Sin abrir un libro, miles de estudiantes “ganaron” este año gracias al adefesio de la promoción automática. Más demagogia que innovación, la disposición que rige desde 2003 enmochila la exigencia académica, que es condición ineludible del aprendizaje y de la formación del carácter. Por ahorrarle al Estado costos en Educación mientras gasta 100 mil millones de dólares en Defensa en ocho años, la institucionalización de la vagancia es, entre otras, causa ominosa del bajísimo nivel de nuestros educandos. Obedece también al recurso engañoso de mostrar que aumenta el número de bachilleres y desaparece el de repitentes, así no aprendan nada. El fetiche de la cobertura (a expensas de la calidad) para impresionar a la galería. Mas no faltaría el efecto de demostración contrario, único: el Liceo Campo David, colegio del sur de Bogotá que acaba de ganar el primer puesto en las pruebas del Icfes, y cuyo lema es sentido de compromiso con la sociedad y elevado nivel forjado en la exigencia a sus estudiantes.

Refiere la educadora Maria Antonieta Cano que en directiva del 16 de noviembre la Ministra de Educación prohibió a secretarios de educación y docentes que algún estudiante perdiera el año escolar.

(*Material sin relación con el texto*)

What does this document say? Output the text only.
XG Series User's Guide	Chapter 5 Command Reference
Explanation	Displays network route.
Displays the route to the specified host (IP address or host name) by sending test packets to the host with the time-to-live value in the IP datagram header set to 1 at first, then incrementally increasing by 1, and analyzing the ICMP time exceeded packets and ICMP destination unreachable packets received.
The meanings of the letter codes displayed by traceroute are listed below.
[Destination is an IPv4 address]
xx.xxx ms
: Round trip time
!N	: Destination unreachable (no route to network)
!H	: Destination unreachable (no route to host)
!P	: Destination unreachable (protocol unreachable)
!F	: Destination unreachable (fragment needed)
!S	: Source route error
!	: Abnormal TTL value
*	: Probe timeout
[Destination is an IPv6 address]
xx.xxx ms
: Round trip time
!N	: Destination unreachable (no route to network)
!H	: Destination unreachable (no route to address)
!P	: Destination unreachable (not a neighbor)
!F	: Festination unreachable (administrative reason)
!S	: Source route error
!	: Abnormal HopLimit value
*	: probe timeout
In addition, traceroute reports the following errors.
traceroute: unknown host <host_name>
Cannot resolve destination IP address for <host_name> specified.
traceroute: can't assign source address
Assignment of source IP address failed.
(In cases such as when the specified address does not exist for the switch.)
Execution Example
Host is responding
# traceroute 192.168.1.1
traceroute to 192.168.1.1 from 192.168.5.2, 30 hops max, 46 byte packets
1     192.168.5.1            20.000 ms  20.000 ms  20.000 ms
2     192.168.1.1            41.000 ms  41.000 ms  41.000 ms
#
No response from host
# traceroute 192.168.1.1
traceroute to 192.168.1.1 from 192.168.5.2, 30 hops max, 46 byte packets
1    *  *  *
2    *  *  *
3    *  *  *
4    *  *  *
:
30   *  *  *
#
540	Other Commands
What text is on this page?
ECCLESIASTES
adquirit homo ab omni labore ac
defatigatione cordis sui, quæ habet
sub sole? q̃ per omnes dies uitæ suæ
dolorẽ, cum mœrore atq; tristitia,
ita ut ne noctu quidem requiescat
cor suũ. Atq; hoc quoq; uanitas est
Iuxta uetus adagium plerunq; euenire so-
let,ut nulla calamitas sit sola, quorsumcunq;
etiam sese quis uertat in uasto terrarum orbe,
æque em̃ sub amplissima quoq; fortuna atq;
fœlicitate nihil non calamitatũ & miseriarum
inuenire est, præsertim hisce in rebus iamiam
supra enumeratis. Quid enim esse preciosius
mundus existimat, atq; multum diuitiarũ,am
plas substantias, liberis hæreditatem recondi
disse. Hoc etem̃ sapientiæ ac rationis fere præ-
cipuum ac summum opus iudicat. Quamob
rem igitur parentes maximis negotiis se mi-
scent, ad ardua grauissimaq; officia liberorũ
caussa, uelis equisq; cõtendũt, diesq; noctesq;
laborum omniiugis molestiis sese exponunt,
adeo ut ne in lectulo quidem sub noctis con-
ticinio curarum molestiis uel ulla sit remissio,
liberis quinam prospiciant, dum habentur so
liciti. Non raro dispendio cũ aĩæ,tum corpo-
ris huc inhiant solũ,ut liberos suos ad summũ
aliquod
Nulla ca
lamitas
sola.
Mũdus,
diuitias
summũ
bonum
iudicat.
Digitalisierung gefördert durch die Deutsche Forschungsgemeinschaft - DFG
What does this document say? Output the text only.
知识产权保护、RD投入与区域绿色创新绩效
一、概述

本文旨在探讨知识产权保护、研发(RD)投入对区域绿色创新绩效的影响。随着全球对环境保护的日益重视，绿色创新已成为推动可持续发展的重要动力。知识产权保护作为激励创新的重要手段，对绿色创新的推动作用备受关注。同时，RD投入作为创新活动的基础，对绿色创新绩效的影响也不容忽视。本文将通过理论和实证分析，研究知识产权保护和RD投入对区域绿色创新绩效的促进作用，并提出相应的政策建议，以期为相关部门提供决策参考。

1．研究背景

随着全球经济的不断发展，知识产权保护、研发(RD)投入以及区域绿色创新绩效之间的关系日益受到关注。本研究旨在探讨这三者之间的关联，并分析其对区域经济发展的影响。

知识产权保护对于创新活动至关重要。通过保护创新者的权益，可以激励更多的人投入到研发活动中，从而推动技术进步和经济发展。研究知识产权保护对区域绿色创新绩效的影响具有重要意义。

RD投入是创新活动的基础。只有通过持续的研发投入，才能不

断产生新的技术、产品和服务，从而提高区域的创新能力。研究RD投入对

La preocupación del Gobierno por la repitencia escolar, señala, responde en realidad a un problema económico: por cada niño que repita el año, el Estado debe  reinvertir el valor del subsidio, 930 mil pesos. Se trataría de reducir la reprobación a su mínima expresión para ahorrar recursos, con independencia del resultado académico de los estudiantes y de la deplorable calidad educativa que resulta de la promoción automática. Explica que con el recorte del presupuesto de educación y de las transferencias de la Nación a los municipios para cubrir ese servicio, el ahorro por promoción automática compensaría la disminución de recursos al sector. Como si fuera poco y contrario al espíritu de la Constitución, el proyecto de estabilidad fiscal del Gobierno subordinaría el derecho a la educación a las posibilidades del presupuesto. Pero, eso sí, el fisco no tocará las ganancias astronómicas de los banqueros ni Hacienda volverá a barajar el presupuesto de modo que la Educación cobre dignidad. El médico Ramiro Arteta me escribe: “El desastre educativo en Colombia se debe a la aplicación de criterios financieros por encima de políticas de docencia para resolver los problemas de educación. Lo que guarda cierto paralelismo con el desastre de la salud que sobrevino con la Ley 100, en cuya virtud los criterios financieros tienen prioridad sobre los métodos de diagnóstico y tratamiento. Todo seguirá siendo un desastre de calidad, mientras sean los economistas quienes marquen las pautas a seguir en materia de educación y salud”.

Pero la Ministra Campo aduce también que la reprobación de los estudiantes puede obedecer, entre otros factores, a prácticas pedagógicas ineficientes. No le falta razón. Dígalo, si no, la excepción estelar del Liceo Campo David, donde se aprende, primero, jugando y después, enfrentando problemas que desafían toda la creatividad del alumno, y tareas permanentes. Mientras se privilegia el estudio de matemáticas, ciencias naturales e idiomas, en español se trabaja en comprensión, crítica y construcción de textos. Pero el rector, Henry Romero, aclara que hay también clases de ritmo y rumba; salidas al campo a sembrar árboles, y “a encontrarnos con nuestros orígenes”. Romero se duele de tantos planteles públicos que no son colegios sino “depósitos de niños”.

Insistencia en la promoción automática, tacañería presupuestal e indiferencia hacia un modelo pedagógíco mandado a recoger parecen destinar la Educación al último vagón de la llamada prosperidad democrática. Aquí, ni sombra de las audacias que en otros terrenos se abren paso.